With huge numbers of returning veterans permanently scarred by the war, in 1943 Congress passed the LaFollette-Barden Act which created advanced rehabilitation services and provided some federal funds to the states. After the war, rehabilitation of the disabled became the interest of the highest level of government with the creation in 1947 of the President’s Committee on the Employment of the Handicapped. The Korean War led to further expansion of vocational rehabilitation and increased the amount of federal money to 75 percent of the cost of rehabilitation.

In Toledo in 1948, a study by a UT graduate student estimated the number of disabled in northwest Ohio to be between 38,000 and 75,000. Some 12 percent of all those seeking employment across Ohio were disabled. But of these, statistics showed only 4 percent were referred to employers, and only 1.7 percent were hired. Most of those placed were veterans. Persons with epilepsy and blindness had the most difficulty finding employment, and those with orthopedic disabilities had the easiest. A 1962 study surveyed the disabled to determine their success in finding employment, and concluded that physical independence, parental care, academic and occupational training, and understanding on the part of employers were key to the quality of life for disabled people in Toledo.

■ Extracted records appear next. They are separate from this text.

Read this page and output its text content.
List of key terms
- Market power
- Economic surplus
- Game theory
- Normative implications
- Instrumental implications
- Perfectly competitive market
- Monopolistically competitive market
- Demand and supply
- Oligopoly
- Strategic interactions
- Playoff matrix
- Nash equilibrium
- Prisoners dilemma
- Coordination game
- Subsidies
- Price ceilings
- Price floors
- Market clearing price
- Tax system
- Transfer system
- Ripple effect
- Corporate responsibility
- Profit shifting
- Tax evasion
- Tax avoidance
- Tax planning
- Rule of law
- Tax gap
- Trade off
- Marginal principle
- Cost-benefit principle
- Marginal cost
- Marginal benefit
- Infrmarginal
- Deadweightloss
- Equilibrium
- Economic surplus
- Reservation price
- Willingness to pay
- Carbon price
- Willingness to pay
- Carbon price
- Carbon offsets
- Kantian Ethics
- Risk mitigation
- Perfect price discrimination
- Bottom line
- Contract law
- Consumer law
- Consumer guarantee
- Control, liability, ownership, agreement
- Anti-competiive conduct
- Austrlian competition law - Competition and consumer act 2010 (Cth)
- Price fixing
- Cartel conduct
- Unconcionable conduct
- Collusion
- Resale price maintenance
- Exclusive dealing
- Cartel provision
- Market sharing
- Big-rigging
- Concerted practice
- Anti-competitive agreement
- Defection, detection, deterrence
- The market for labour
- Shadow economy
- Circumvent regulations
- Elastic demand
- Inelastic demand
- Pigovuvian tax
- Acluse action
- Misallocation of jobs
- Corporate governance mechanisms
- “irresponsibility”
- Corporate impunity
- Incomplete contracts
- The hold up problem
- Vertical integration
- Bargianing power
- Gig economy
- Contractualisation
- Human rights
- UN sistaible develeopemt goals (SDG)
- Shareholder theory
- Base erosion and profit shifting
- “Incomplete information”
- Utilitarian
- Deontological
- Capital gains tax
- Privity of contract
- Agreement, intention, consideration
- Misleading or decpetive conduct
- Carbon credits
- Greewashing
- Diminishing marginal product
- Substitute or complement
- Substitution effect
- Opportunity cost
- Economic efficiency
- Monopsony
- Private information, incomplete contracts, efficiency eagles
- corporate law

Among those who employed the disabled was Goodwill Industries, which was started in Toledo in 1933 by Rev. Charles W. Graham of the Central Methodist Church. Goodwill’s services were divided into two parts: vocational rehabilitation and industrial contracting. The retail sales division refurbished donated items that were sold to the public. In 1950, Goodwill of Toledo launched its industrial contract services division to provide jobs and training opportunities by subcontracting with businesses, and added several other specific vocational training programs in the 1960s. Other Toledo charitable organizations that worked to employ the disabled included the Salvation Army, St. Vincent de Paul Society, the Volunteers of America, and the Conlon Center.